Simulations of effect of tether stiffness on p_fold and landscape reconstruction. (A) Simulated extension trajectories (position of the bead) for a molecule diffusing across the 1D potential shown in C while connected by a compliant tether (black: k = 0.6 pN/nm; gray: k = 0.1 pN/nm) to a bead subjected to a constant force. (B) P_traj curves (solid lines) calculated from simulations at four stiffnesses (red: 1 pN/nm, brown: 0.6 pN/nm, blue: 0.3 pN/nm, green: 0.1 pN/nm) disagree with p_PMF curves from the same trajectories (dashed lines; black: 1 pN/nm) except at the highest stiffness (1 pN/nm). The p_traj curves are effectively the same for all except the lowest stiffness (0.1 pN/nm). (C) Landscapes reconstructed from p_traj (solid lines) are similar for all except the lowest tether stiffness and agree well with the 1D potential used in the simulation (black); only at 0.1 pN/nm (green) does the compliance significantly distort the reconstruction.
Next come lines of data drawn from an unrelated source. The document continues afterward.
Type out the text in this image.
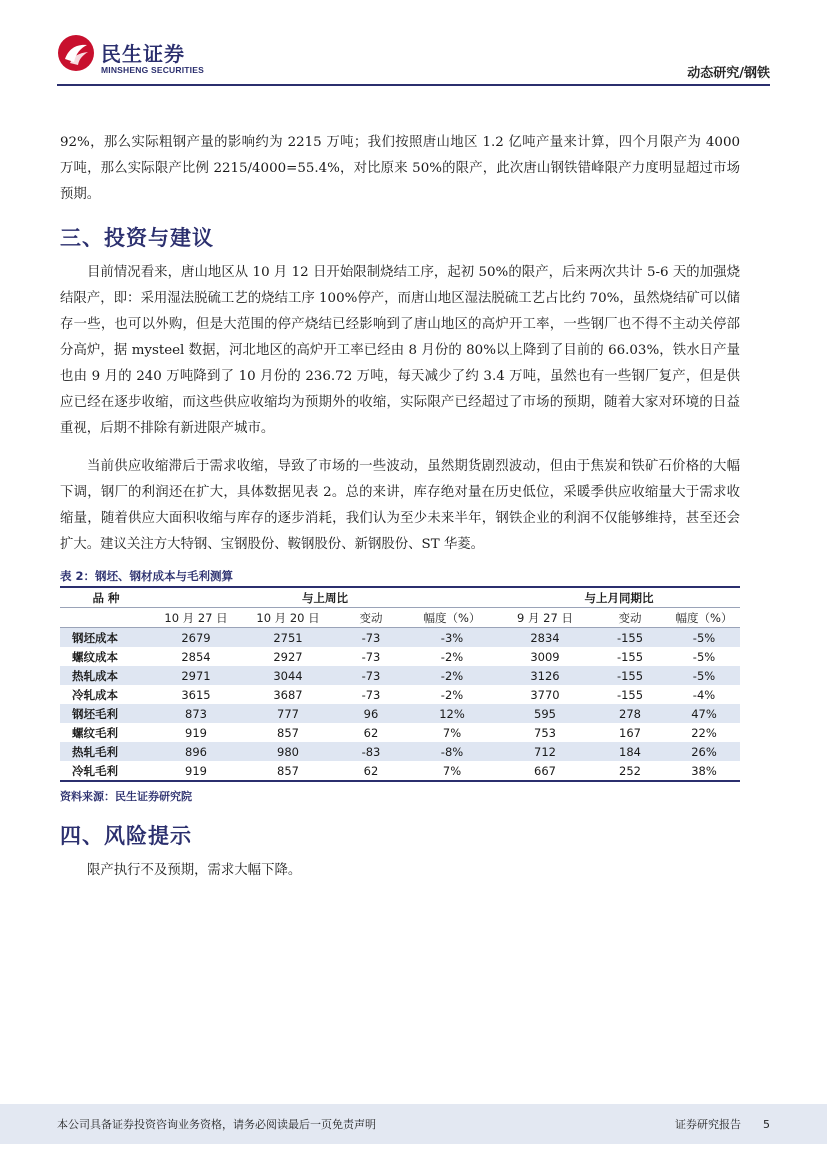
民生证券
MINSHENG SECURITIES	动态研究/钢铁

92%，那么实际粗钢产量的影响约为 2215 万吨；我们按照唐山地区 1.2 亿吨产量来计算，四个月限产为 4000 万吨，那么实际限产比例 2215/4000=55.4%，对比原来 50%的限产，此次唐山钢铁错峰限产力度明显超过市场预期。

三、投资与建议

目前情况看来，唐山地区从 10 月 12 日开始限制烧结工序，起初 50%的限产，后来两次共计 5-6 天的加强烧结限产，即：采用湿法脱硫工艺的烧结工序 100%停产，而唐山地区湿法脱硫工艺占比约 70%，虽然烧结矿可以储存一些，也可以外购，但是大范围的停产烧结已经影响到了唐山地区的高炉开工率，一些钢厂也不得不主动关停部分高炉，据 mysteel 数据，河北地区的高炉开工率已经由 8 月份的 80%以上降到了目前的 66.03%，铁水日产量也由 9 月的 240 万吨降到了 10 月份的 236.72 万吨，每天减少了约 3.4 万吨，虽然也有一些钢厂复产，但是供应已经在逐步收缩，而这些供应收缩均为预期外的收缩，实际限产已经超过了市场的预期，随着大家对环境的日益重视，后期不排除有新进限产城市。

当前供应收缩滞后于需求收缩，导致了市场的一些波动，虽然期货剧烈波动，但由于焦炭和铁矿石价格的大幅下调，钢厂的利润还在扩大，具体数据见表 2。总的来讲，库存绝对量在历史低位，采暖季供应收缩量大于需求收缩量，随着供应大面积收缩与库存的逐步消耗，我们认为至少未来半年，钢铁企业的利润不仅能够维持，甚至还会扩大。建议关注方大特钢、宝钢股份、鞍钢股份、新钢股份、ST 华菱。

表 2：钢坯、钢材成本与毛利测算
品 种	与上周比				与上月同期比		
	10 月 27 日	10 月 20 日	变动	幅度（%）	9 月 27 日	变动	幅度（%）
钢坯成本	2679	2751	-73	-3%	2834	-155	-5%
螺纹成本	2854	2927	-73	-2%	3009	-155	-5%
热轧成本	2971	3044	-73	-2%	3126	-155	-5%
冷轧成本	3615	3687	-73	-2%	3770	-155	-4%
钢坯毛利	873	777	96	12%	595	278	47%
螺纹毛利	919	857	62	7%	753	167	22%
热轧毛利	896	980	-83	-8%	712	184	26%
冷轧毛利	919	857	62	7%	667	252	38%
资料来源：民生证券研究院
四、风险提示

限产执行不及预期，需求大幅下降。

本公司具备证券投资咨询业务资格，请务必阅读最后一页免责声明	证券研究报告 5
In contrast, significant distortions are seen in the apparent PMF (dotted lines, offset for clarity) for all except the highest stiffness value.

Fig. S3.

Reconstruction is insensitive to the position of boundaries. Recalculating p_traj for different choices of the boundaries x_u and x_f (here, differing by ∼1 nm) did not materially change the shape of the reconstructed landscape.

Fig. S4.

Effect of smoothing. Comparing the landscapes reconstructed from p_traj using Eq. 3, with (black) and without (red) smoothing, shows smoothing of p_traj does not affect the major features of the landscape.